Até pode estar a fazer discos mais convencionais (e não menos perfeitos ou originais, por isso), a fazer tournées e a dar algumas entrevistas nos últimos anos, mas Bill Callahan continua a ser um mistério. Mais, continua de forma quase sádica a cultivar esse estatuto, jogando uma charada de luz, sombra e reflexo que, quando pensamos que já o entendemos e o que o move, nos foge novamente.
Os seus últimos três discos, Sometimes I Wish We Were An Eagle, Apocalypse e Dream River são, pura e simplesmente, três obras-primas absolutas, sendo que nos últimos dois – quase gémeos no imaginário e nos motivos – Callahan depurou ainda mais o seu som, a caminho de instrumentações esparsas e simples, com a sua maravilhosa voz de barítono carismático bem no centro das operações. Daí que muita gente tivesse pensado que, eventualmente, o autor que assinava os discos enquanto Smog havia, finalmente, serenado, estabilizado, amadurecido em todos os sentidos.
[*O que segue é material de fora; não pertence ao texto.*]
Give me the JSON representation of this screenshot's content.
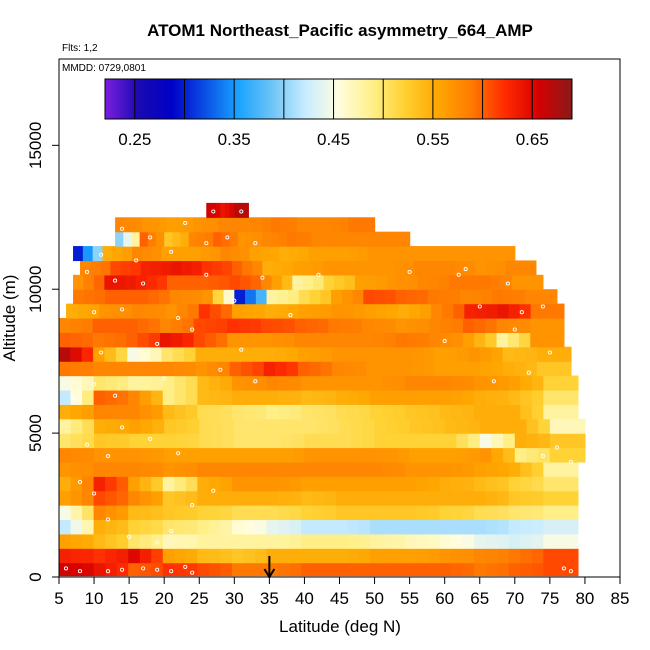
{
  "chart_data": {
    "type": "heatmap",
    "title": "ATOM1 Northeast_Pacific asymmetry_664_AMP",
    "flights_label": "Flts: 1,2",
    "dates_label": "MMDD: 0729,0801",
    "xlabel": "Latitude (deg N)",
    "ylabel": "Altitude (m)",
    "xlim": [
      5,
      85
    ],
    "ylim": [
      0,
      18000
    ],
    "x_ticks": [
      5,
      10,
      15,
      20,
      25,
      30,
      35,
      40,
      45,
      50,
      55,
      60,
      65,
      70,
      75,
      80,
      85
    ],
    "y_ticks": [
      0,
      5000,
      10000,
      15000
    ],
    "colorbar": {
      "range": [
        0.22,
        0.69
      ],
      "tick_values": [
        0.25,
        0.35,
        0.45,
        0.55,
        0.65
      ],
      "tick_labels": [
        "0.25",
        "0.35",
        "0.45",
        "0.55",
        "0.65"
      ],
      "colors": [
        "#7a1fe0",
        "#1a0ab0",
        "#0000c8",
        "#0a4fe6",
        "#1aa3ff",
        "#6cc4f5",
        "#c8ecff",
        "#fffde0",
        "#fff08a",
        "#ffd030",
        "#ffa600",
        "#ff7a00",
        "#ff2a00",
        "#d60000",
        "#8a1a1a"
      ]
    },
    "marker": {
      "latitude": 35,
      "symbol": "arrow"
    },
    "rows": [
      {
        "alt": 300,
        "lat_min": 5,
        "lat_max": 79,
        "values": [
          0.66,
          0.64,
          0.6,
          0.62,
          0.61,
          0.59,
          0.59,
          0.6,
          0.6,
          0.6,
          0.6,
          0.6,
          0.59,
          0.6,
          0.61
        ]
      },
      {
        "alt": 750,
        "lat_min": 5,
        "lat_max": 79,
        "values": [
          0.63,
          0.62,
          0.65,
          0.56,
          0.54,
          0.53,
          0.55,
          0.55,
          0.55,
          0.56,
          0.56,
          0.57,
          0.58,
          0.59,
          0.61
        ]
      },
      {
        "alt": 1250,
        "lat_min": 5,
        "lat_max": 79,
        "values": [
          0.56,
          0.54,
          0.5,
          0.47,
          0.48,
          0.48,
          0.48,
          0.49,
          0.49,
          0.48,
          0.47,
          0.46,
          0.44,
          0.43,
          0.45
        ]
      },
      {
        "alt": 1750,
        "lat_min": 5,
        "lat_max": 79,
        "values": [
          0.42,
          0.55,
          0.52,
          0.5,
          0.49,
          0.46,
          0.44,
          0.42,
          0.42,
          0.41,
          0.41,
          0.41,
          0.41,
          0.42,
          0.43
        ]
      },
      {
        "alt": 2250,
        "lat_min": 5,
        "lat_max": 79,
        "values": [
          0.45,
          0.58,
          0.54,
          0.53,
          0.52,
          0.51,
          0.51,
          0.52,
          0.53,
          0.53,
          0.53,
          0.52,
          0.51,
          0.5,
          0.49
        ]
      },
      {
        "alt": 2750,
        "lat_min": 5,
        "lat_max": 79,
        "values": [
          0.56,
          0.61,
          0.58,
          0.53,
          0.55,
          0.55,
          0.55,
          0.54,
          0.55,
          0.55,
          0.55,
          0.55,
          0.55,
          0.53,
          0.52
        ]
      },
      {
        "alt": 3250,
        "lat_min": 5,
        "lat_max": 79,
        "values": [
          0.55,
          0.63,
          0.56,
          0.48,
          0.55,
          0.57,
          0.57,
          0.56,
          0.56,
          0.56,
          0.56,
          0.55,
          0.54,
          0.52,
          0.5
        ]
      },
      {
        "alt": 3750,
        "lat_min": 5,
        "lat_max": 79,
        "values": [
          0.57,
          0.58,
          0.58,
          0.57,
          0.58,
          0.58,
          0.58,
          0.58,
          0.58,
          0.58,
          0.57,
          0.57,
          0.56,
          0.55,
          0.48
        ]
      },
      {
        "alt": 4250,
        "lat_min": 5,
        "lat_max": 80,
        "values": [
          0.58,
          0.57,
          0.57,
          0.56,
          0.56,
          0.56,
          0.56,
          0.57,
          0.57,
          0.57,
          0.56,
          0.56,
          0.57,
          0.49,
          0.52
        ]
      },
      {
        "alt": 4750,
        "lat_min": 5,
        "lat_max": 80,
        "values": [
          0.5,
          0.53,
          0.52,
          0.52,
          0.51,
          0.5,
          0.5,
          0.51,
          0.51,
          0.52,
          0.52,
          0.52,
          0.45,
          0.55,
          0.53
        ]
      },
      {
        "alt": 5250,
        "lat_min": 5,
        "lat_max": 80,
        "values": [
          0.48,
          0.55,
          0.56,
          0.53,
          0.51,
          0.5,
          0.5,
          0.5,
          0.51,
          0.52,
          0.53,
          0.54,
          0.55,
          0.55,
          0.47
        ]
      },
      {
        "alt": 5750,
        "lat_min": 5,
        "lat_max": 79,
        "values": [
          0.55,
          0.58,
          0.58,
          0.54,
          0.51,
          0.5,
          0.49,
          0.5,
          0.51,
          0.52,
          0.53,
          0.54,
          0.55,
          0.55,
          0.48
        ]
      },
      {
        "alt": 6250,
        "lat_min": 5,
        "lat_max": 79,
        "values": [
          0.42,
          0.6,
          0.58,
          0.49,
          0.54,
          0.55,
          0.55,
          0.54,
          0.55,
          0.56,
          0.56,
          0.56,
          0.55,
          0.54,
          0.5
        ]
      },
      {
        "alt": 6750,
        "lat_min": 5,
        "lat_max": 79,
        "values": [
          0.45,
          0.5,
          0.48,
          0.49,
          0.54,
          0.57,
          0.58,
          0.57,
          0.57,
          0.57,
          0.58,
          0.58,
          0.57,
          0.56,
          0.52
        ]
      },
      {
        "alt": 7250,
        "lat_min": 5,
        "lat_max": 78,
        "values": [
          0.59,
          0.58,
          0.58,
          0.58,
          0.57,
          0.6,
          0.63,
          0.6,
          0.58,
          0.57,
          0.57,
          0.56,
          0.56,
          0.55,
          0.53
        ]
      },
      {
        "alt": 7750,
        "lat_min": 5,
        "lat_max": 78,
        "values": [
          0.67,
          0.56,
          0.45,
          0.5,
          0.55,
          0.55,
          0.55,
          0.56,
          0.57,
          0.57,
          0.57,
          0.56,
          0.57,
          0.54,
          0.55
        ]
      },
      {
        "alt": 8250,
        "lat_min": 5,
        "lat_max": 77,
        "values": [
          0.6,
          0.59,
          0.6,
          0.64,
          0.61,
          0.57,
          0.57,
          0.58,
          0.58,
          0.58,
          0.59,
          0.58,
          0.56,
          0.48,
          0.57
        ]
      },
      {
        "alt": 8750,
        "lat_min": 5,
        "lat_max": 77,
        "values": [
          0.58,
          0.6,
          0.6,
          0.58,
          0.61,
          0.62,
          0.61,
          0.6,
          0.59,
          0.58,
          0.57,
          0.58,
          0.6,
          0.58,
          0.57
        ]
      },
      {
        "alt": 9250,
        "lat_min": 6,
        "lat_max": 77,
        "values": [
          0.55,
          0.57,
          0.58,
          0.57,
          0.62,
          0.56,
          0.55,
          0.56,
          0.57,
          0.56,
          0.55,
          0.58,
          0.63,
          0.64,
          0.59
        ]
      },
      {
        "alt": 9750,
        "lat_min": 7,
        "lat_max": 76,
        "values": [
          0.59,
          0.6,
          0.6,
          0.58,
          0.57,
          0.3,
          0.48,
          0.51,
          0.56,
          0.61,
          0.6,
          0.59,
          0.58,
          0.59,
          0.58
        ]
      },
      {
        "alt": 10250,
        "lat_min": 7,
        "lat_max": 74,
        "values": [
          0.57,
          0.64,
          0.63,
          0.6,
          0.6,
          0.61,
          0.58,
          0.48,
          0.52,
          0.56,
          0.57,
          0.58,
          0.59,
          0.59,
          0.57
        ]
      },
      {
        "alt": 10750,
        "lat_min": 8,
        "lat_max": 73,
        "values": [
          0.58,
          0.61,
          0.63,
          0.64,
          0.62,
          0.6,
          0.55,
          0.56,
          0.57,
          0.57,
          0.57,
          0.58,
          0.58,
          0.57,
          0.58
        ]
      },
      {
        "alt": 11250,
        "lat_min": 7,
        "lat_max": 70,
        "values": [
          0.3,
          0.55,
          0.58,
          0.56,
          0.56,
          0.58,
          0.56,
          0.55,
          0.56,
          0.56,
          0.57,
          0.57,
          0.57,
          0.57,
          0.57
        ]
      },
      {
        "alt": 11750,
        "lat_min": 13,
        "lat_max": 55,
        "values": [
          0.4,
          0.6,
          0.53,
          0.58,
          0.6,
          0.57,
          0.58,
          0.59,
          0.58,
          0.58,
          0.58,
          0.58
        ]
      },
      {
        "alt": 12250,
        "lat_min": 13,
        "lat_max": 50,
        "values": [
          0.58,
          0.57,
          0.56,
          0.57,
          0.58,
          0.58,
          0.59,
          0.58,
          0.58,
          0.59
        ]
      },
      {
        "alt": 12750,
        "lat_min": 26,
        "lat_max": 32,
        "values": [
          0.66,
          0.64,
          0.67
        ]
      }
    ],
    "sample_points": [
      [
        6,
        300
      ],
      [
        8,
        200
      ],
      [
        12,
        200
      ],
      [
        14,
        250
      ],
      [
        17,
        300
      ],
      [
        19,
        250
      ],
      [
        21,
        200
      ],
      [
        23,
        350
      ],
      [
        24,
        150
      ],
      [
        77,
        300
      ],
      [
        78,
        200
      ],
      [
        8,
        3300
      ],
      [
        10,
        2900
      ],
      [
        12,
        2000
      ],
      [
        15,
        1400
      ],
      [
        19,
        1200
      ],
      [
        21,
        1600
      ],
      [
        24,
        2500
      ],
      [
        27,
        3000
      ],
      [
        9,
        4600
      ],
      [
        12,
        4200
      ],
      [
        14,
        5200
      ],
      [
        18,
        4800
      ],
      [
        22,
        4300
      ],
      [
        74,
        4200
      ],
      [
        76,
        4500
      ],
      [
        78,
        4000
      ],
      [
        7,
        6200
      ],
      [
        10,
        6700
      ],
      [
        13,
        6300
      ],
      [
        20,
        6900
      ],
      [
        28,
        7200
      ],
      [
        33,
        6800
      ],
      [
        67,
        6800
      ],
      [
        72,
        7100
      ],
      [
        11,
        7800
      ],
      [
        19,
        8100
      ],
      [
        24,
        8600
      ],
      [
        31,
        7900
      ],
      [
        60,
        8200
      ],
      [
        70,
        8600
      ],
      [
        75,
        7800
      ],
      [
        10,
        9200
      ],
      [
        14,
        9300
      ],
      [
        22,
        9000
      ],
      [
        30,
        9600
      ],
      [
        38,
        9100
      ],
      [
        65,
        9400
      ],
      [
        71,
        9200
      ],
      [
        74,
        9400
      ],
      [
        9,
        10600
      ],
      [
        13,
        10300
      ],
      [
        17,
        10200
      ],
      [
        26,
        10500
      ],
      [
        34,
        10400
      ],
      [
        42,
        10500
      ],
      [
        62,
        10500
      ],
      [
        69,
        10200
      ],
      [
        11,
        11200
      ],
      [
        16,
        11000
      ],
      [
        21,
        11300
      ],
      [
        26,
        11600
      ],
      [
        55,
        10600
      ],
      [
        63,
        10700
      ],
      [
        14,
        12100
      ],
      [
        18,
        11800
      ],
      [
        23,
        12300
      ],
      [
        29,
        11800
      ],
      [
        33,
        11600
      ],
      [
        27,
        12700
      ],
      [
        31,
        12700
      ]
    ]
  }
}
E agora, menos de um ano depois de Dream River, isto. Isto é Have Fun With God, nada mais nada menos que uma remistura integral, em dub, desse fabuloso disco de 2013. Isso, dub.
O dub é, na prática, a manipulação de uma gravação original, utilizando eco, ‘reverb’, baixos e outros efeitos, para salientar umas partes e omitir outras, como que puxando por elementos à custa de outros. Acontece que, quando pensamos em dub, pensamos na Jamaica, e nas míticas gravações aí feitas desde os anos 70, pelos grandes mestres do dub que trabalhavam em cima de músicas reggae, tendo apenas um gravador de quatro pistas à disposição.
No entanto,onde o dub clássico é quente, narcótico, abafado, claustrofóbico até, Have Fun With God soa a dub de laboratório. Francamente, soa a dub de branco, que é exactamente aquilo que é. Felizmente não é só isso, claro. É Callahan a brincar connosco e a explorar novas avenidas que, na sua mente, haviam ficado disponíveis aquando de Dream River, e que ele não havia explorado totalmente.
O homem responsável pela manipulação é Brian Beattie, o multi-instrumentista que já havia trabalhado no disco anterior e que fica agora, mais uma vez, com a tarefa de misturar o som. Sendo que, claro, a mistura neste Have Fun With God é tudo, já que aparentemente nada foi regravado de Dream River.
Este sonho dub de Callahan é naturalmente indissociável de Dream River (que o autor destas linhas considerou o melhor disco de 2013, ponto). Tendo eu tão presente esse disco, tenho alguma dificuldade em avaliar como julgaria Have Fun With God um ouvinte que não conhecesse Dream River. Mas, na verdade, duvido que alguém chegue a este disco de dub se não for fã do original. E, se tal acontecesse, ganharia muito mais em ir ouvir essa obra-prima, do que este exercício de estilo que é curioso, mas pouco mais.
Tendo Dream River como pano de fundo, há aqui outro problema: quem conhece bem esse disco está sempre à espera de ver as músicas (a sequência é exactamente igual) desenrolarem-se naturalmente na beleza das versões originais, apenas para ser frequentemente desiludido com a desconstrução que Callahan faz das suas próprias músicas. Outro problema é, em modo dub, a primazia dada a alguma percussão e aos baixos, em detrimento da espantosa guitarra de Matt Kinsey, que em Dream River eleva a já genial base a todo um novo patamar de beleza.
O que temos, então, aqui? Uma peça de um puzzle chamado Bill Callahan, mais uma. Estas peças, ao longo dos anos, podem nem sequer encaixar visivelmente umas nas outras, mas uma coisa é certa: são sempre interessantes. O mesmo se pode dizer deste Have Fun With God: não fica como um disco marcante do percurso do seu autor, mas é um exercício curioso e até agradável de ouvir.
A verdade é que só alguém como Bill Callahan – que aparece na contracapa do vinil de calções e como que a rir-se desta marotice – poderia agarrar em algo tão belo e tão perfeito como Dream River e desconstruí-lo paulatinamente.
Enquanto continuar a fazer discos tão profundos e brilhantes como os anteriores, que Callahan se divirta. Com deus ou com o que quiser.